Manado. megamanado-Polda Sulut melakukan peninjauan lokasi kepemilikan lahan di area Perkebunan Pasolo, Kecamatan Ratatotok, Senin (3/6/2024). Peninjauan lokasi yang digelar di tengah guyuran hujan itu semakin memperlihatkan kerancuan pembelian atau pembebasan lahan di Wilayah Izin Usaha Pertambangan (WIUP) PT Hakian Wellem Rumansa (HWR).
Diketahui PT HWR melalui Corry Giroth berani mengoperasikan alat berat di atas lahan yang dikenal masyarakat sebagai milik Elisabeth Laluyan. Corry berdalih sudah melakukan pembebasan lahan dari Edy Emor.
Pegangan Corry pada surat keterangan (SKT) yang diterbitkan Pemerintah Desa (Pemdes) Ratatotok Satu yang ditandatangani Plt hukumtua Nelce Tamunu. Di SKT itu disebut lahan seluas 2,5 hektar adalah milik Edy Emor.
Mirisnya saat peninjauan lokasi perwakilan Edy Emor dan pemerintah desa tak ikut dalam penunjukkan tapas batas. Dari sini sudah menimbulkan tanda tanya kemungkinan Edy Emor sendiri tidak tahu tapal batas atau lahan yang dimaksud. Penunjukkan tapas hanya dilakukan pengukur tanah desa.
Dari pihak PT HWR, penunjukkan tapal batas diwakili surveyor meski Corry Giroth hadir di lokasi. Sementara Elisabeth Laluyan hadir langsung. Elisabeth didampingi Roland Rey dan Garry Tamawiwy sang kuasa hukum.
Pihak Elisabeh Laluyan tahu benar luas lahan dan tapas batas, termasuk riwayat tanah. “Pohon-pohon apa yang pernah ada dan berbatasan dengan lahan siapa itu saya tahu persis. Sejak lama Ibu Eilsabeth memercayakan saya untuk menjaga lahan yang memang dibeli berdasarkan AJB dan dokumen penting lainnya,” kata Roland.
Di hadapan para penyidik Harda Polda Sulut, Elisabeth dan Roland menunjuk lahan kurang lebih 5,8 hektar. Roland bisa memerici tapal batas dan area yang sudah dimiliki Elisabeth. Di samping itu ada lahan Elisabeth lainnya, namun tidak masuk dalam sengketa kepemilikan dengan PT HWR dan Corry Giroth.

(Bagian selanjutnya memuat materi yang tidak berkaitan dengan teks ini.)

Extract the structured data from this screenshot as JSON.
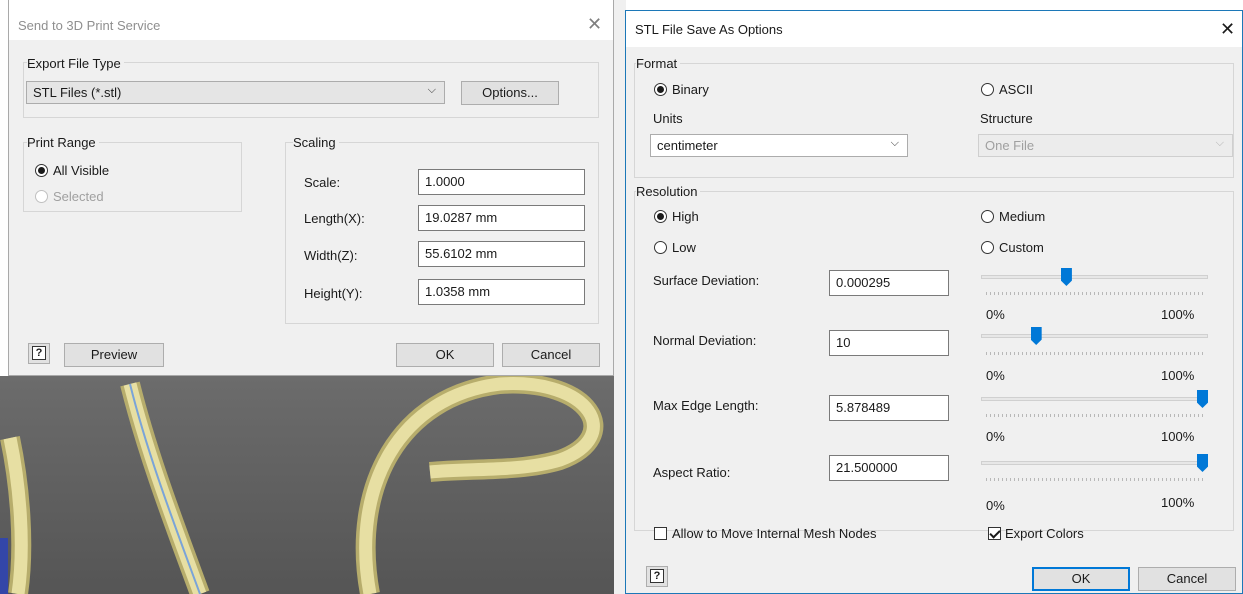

Menariknya PT HWR dan Corry Giroth juga menunjukkan lahan yang sama dengan pihak Elisabeth. Di sinilah kerancuan baru muncul. Jika acuannyapada SKT Edy Emor seluas 2,5 hektar, kenapa tiba-tiba lahan yang ditunjuk menjadi 5 hektar lebih.
Ada kesan PT HWR melakukan itu untuk membenarkan tindakan mereka yang sudah mengekslorasi lahan milik Elisabeth seluas 5 hektar lebih. “Kerancuan ini akan memudahkan penyidik Polda Sulut di gelar perkara nanti,” kata Jefry ‘Oding’ Rantung, salah satu tokoh masyarakat Ratatotok.

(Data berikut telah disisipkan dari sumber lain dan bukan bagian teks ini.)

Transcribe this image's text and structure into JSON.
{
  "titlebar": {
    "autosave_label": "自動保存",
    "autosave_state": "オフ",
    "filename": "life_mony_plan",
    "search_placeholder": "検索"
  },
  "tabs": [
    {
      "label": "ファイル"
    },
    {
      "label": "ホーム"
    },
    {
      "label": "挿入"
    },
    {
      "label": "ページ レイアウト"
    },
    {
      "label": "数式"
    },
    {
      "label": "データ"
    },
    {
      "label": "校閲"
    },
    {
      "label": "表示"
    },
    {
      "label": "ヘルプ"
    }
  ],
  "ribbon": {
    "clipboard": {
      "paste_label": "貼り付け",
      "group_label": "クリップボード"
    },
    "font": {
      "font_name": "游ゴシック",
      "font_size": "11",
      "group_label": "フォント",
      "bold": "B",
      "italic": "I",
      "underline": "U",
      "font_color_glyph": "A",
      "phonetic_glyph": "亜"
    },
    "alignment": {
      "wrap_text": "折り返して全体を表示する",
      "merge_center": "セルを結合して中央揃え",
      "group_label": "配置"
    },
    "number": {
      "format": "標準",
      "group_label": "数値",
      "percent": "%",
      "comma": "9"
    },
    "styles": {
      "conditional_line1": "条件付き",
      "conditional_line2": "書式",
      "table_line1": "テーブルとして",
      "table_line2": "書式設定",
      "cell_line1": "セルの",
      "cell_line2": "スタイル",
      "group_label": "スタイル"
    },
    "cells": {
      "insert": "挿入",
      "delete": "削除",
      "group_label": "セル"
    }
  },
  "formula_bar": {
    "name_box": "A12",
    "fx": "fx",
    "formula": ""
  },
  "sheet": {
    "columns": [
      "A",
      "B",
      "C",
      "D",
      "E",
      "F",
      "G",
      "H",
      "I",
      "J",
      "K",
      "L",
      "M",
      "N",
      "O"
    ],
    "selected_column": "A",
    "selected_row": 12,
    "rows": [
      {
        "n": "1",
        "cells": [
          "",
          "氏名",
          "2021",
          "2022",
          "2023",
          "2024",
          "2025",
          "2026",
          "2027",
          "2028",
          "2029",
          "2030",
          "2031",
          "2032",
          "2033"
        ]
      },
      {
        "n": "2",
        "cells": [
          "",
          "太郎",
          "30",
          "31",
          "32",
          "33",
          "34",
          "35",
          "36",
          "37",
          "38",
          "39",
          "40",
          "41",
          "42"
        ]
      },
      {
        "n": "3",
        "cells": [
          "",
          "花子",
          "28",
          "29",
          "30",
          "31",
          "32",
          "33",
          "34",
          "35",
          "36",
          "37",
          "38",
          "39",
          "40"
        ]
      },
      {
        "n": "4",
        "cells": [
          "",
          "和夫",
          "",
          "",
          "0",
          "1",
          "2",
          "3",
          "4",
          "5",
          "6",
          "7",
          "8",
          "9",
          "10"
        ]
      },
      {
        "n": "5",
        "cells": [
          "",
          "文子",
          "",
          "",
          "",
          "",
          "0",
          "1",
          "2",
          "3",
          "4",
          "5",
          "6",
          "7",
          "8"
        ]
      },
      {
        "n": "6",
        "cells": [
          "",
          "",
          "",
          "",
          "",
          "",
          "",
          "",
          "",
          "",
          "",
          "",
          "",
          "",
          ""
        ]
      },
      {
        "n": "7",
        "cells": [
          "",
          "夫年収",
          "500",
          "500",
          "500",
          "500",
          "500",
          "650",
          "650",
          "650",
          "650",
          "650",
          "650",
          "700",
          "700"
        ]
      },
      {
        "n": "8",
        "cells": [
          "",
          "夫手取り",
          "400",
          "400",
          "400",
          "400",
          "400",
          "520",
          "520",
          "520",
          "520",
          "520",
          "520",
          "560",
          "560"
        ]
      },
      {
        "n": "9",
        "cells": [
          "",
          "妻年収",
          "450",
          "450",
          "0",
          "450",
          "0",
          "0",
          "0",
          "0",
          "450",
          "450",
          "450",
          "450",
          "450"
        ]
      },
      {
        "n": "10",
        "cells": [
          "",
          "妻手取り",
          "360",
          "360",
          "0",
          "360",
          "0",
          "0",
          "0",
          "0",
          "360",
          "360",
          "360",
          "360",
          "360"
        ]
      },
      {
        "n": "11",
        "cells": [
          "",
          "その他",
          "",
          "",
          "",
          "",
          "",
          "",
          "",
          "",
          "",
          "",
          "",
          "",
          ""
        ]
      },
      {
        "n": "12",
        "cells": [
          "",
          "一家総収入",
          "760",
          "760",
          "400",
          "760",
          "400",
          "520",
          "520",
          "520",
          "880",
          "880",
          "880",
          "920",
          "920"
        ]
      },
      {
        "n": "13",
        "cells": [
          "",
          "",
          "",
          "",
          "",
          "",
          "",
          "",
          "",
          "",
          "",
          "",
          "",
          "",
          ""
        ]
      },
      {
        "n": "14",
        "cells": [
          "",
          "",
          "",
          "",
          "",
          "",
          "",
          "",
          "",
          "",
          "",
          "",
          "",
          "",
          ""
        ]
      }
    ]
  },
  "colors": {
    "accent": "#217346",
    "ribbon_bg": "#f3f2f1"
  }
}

Oding sebelumnya menyampaikan keheranannya atas munculnya SKT atas nama Edy Emor di lahan milik Elisabeth Laluyan. Soalnya, satu bulan sebelum terbitnya SKT Edy Emor, Plt Hukumtua Ratatotok Satu menurut dia memanggil Elisabeth Laluyan selaku pemilik lahan. Pemanggilan tersebut terkait rencana pihak lain yang membeli atau membebaskan lahan yang dimaksud.
“Saya ingat persis itu tanggal 4 Agustus. Saya juga hadir langsung di Kantor Desa Ratatotok Satu. Saya menyimpan fotonya. Pemanggilan itu menandakan Pemerintah Desa Ratatotok Satu tahu kalau itu lahan milik Elisabet Laluyan,” Oding berkisah.

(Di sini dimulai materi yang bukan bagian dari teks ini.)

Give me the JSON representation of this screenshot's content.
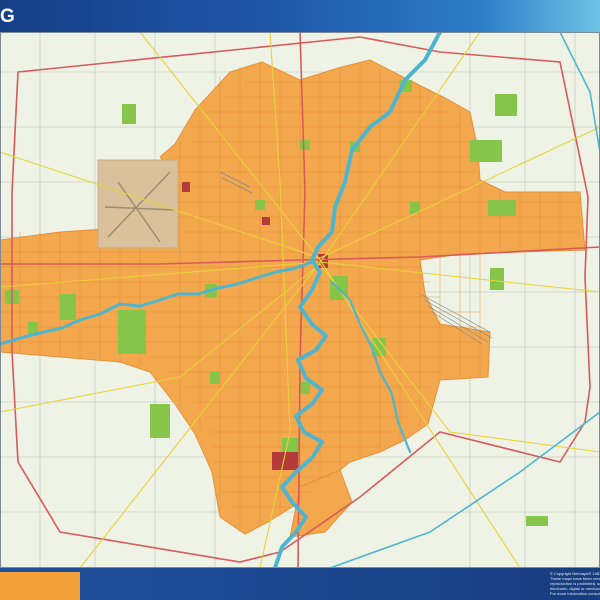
{
  "title": "G",
  "copyright_lines": [
    "© Copyright Netmaps® 1987-2...",
    "These maps have been created...",
    "reproduction is prohibited, so...",
    "electronic, digital or mechanic...",
    "For more information consult w..."
  ],
  "colors": {
    "background": "#eef3e6",
    "urban": "#f4a84d",
    "urban_dark": "#e78a2d",
    "park": "#86c44a",
    "water": "#4fb5cf",
    "highway": "#d95a5a",
    "main_road": "#e8d23a",
    "minor_road": "#8a8f98",
    "airport": "#d8c19b",
    "industrial": "#b53a3a",
    "header_start": "#163f86",
    "header_end": "#6fc3e4",
    "footer_accent": "#f2a13a"
  }
}
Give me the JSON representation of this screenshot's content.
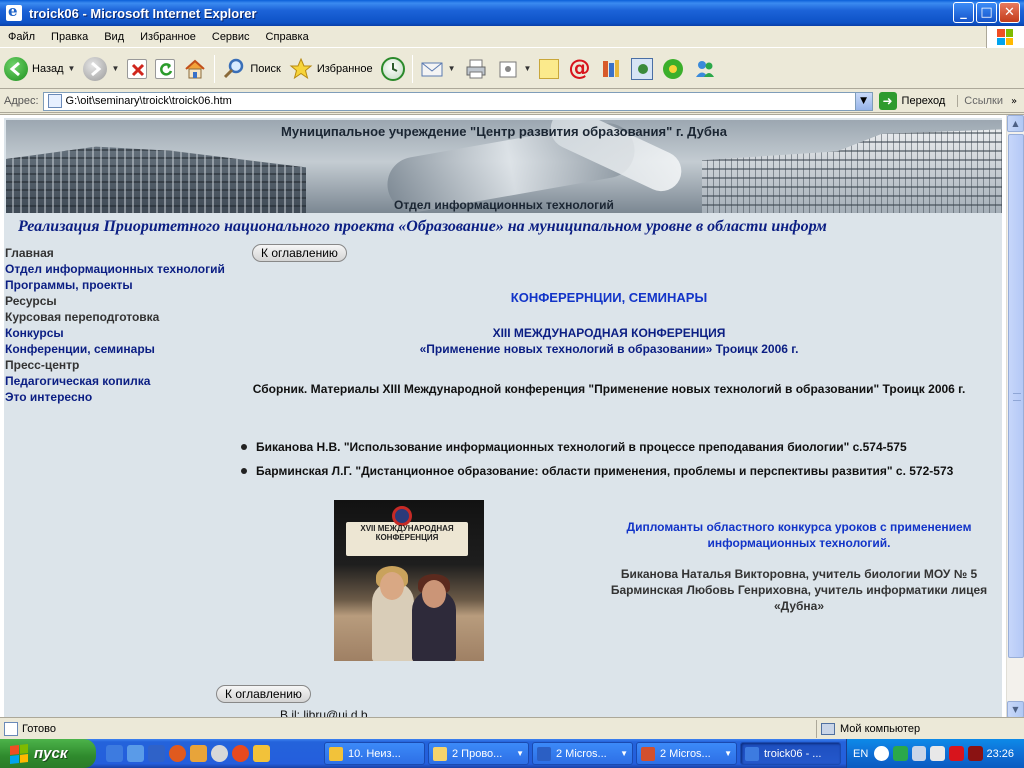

Namun Oding tak mengerti satu bulan setelah itu terbit SKT atas nama Edy Emor. “Kok tiba-tiba muncul surat keterangan atas nama Eddy Emor dari Kumtua Desa Ratatotok Satu. Kami dukung Polda Sulut untuk melakukan penelusuran soal ini,” ujarnya.
Oding menyayangkan sikap PT HWR melalui Corry Giroth yang memanfaatkan SKT Eddy Emor itu untuk menguasai lahan kepunyaan Elisabeth tersebut. Padahal jauh sebelumnya, Corry sepengetahuan Oding pernah menghubungi Elisabeth melalui telepon untuk membicarakan pembebasan lahan.
“Tapi tawaran itu tidak diterima Ibu Elisabeth karena harga yang ditawarkan terlalu murah. Jadi sebetulnya Ibu Corry juga tahu lahan itu milik Ibu Elisabeth. Saya kira rekaman pembicaraan itu bisa diminta di provider sebagai alat bukti,” katanya.
Pernyatan Oding dibenarkan Markus Korua. “Ayah saya dulu yang menjadi saksi saat pengukuran lahan tersebut. Makanya saya tahu lahan itu memang milik Ibu Elisabeth,” kata Markus Korua, tokoh masyarakat Ratatotok.
Pria yang sudah lima tahun menjabat kepala desa atau hukumtua Ratatotok Selatan itu berharap tak ada polemik soal kepemilikan lahan itu “Dokumennya ada,” ucapnya.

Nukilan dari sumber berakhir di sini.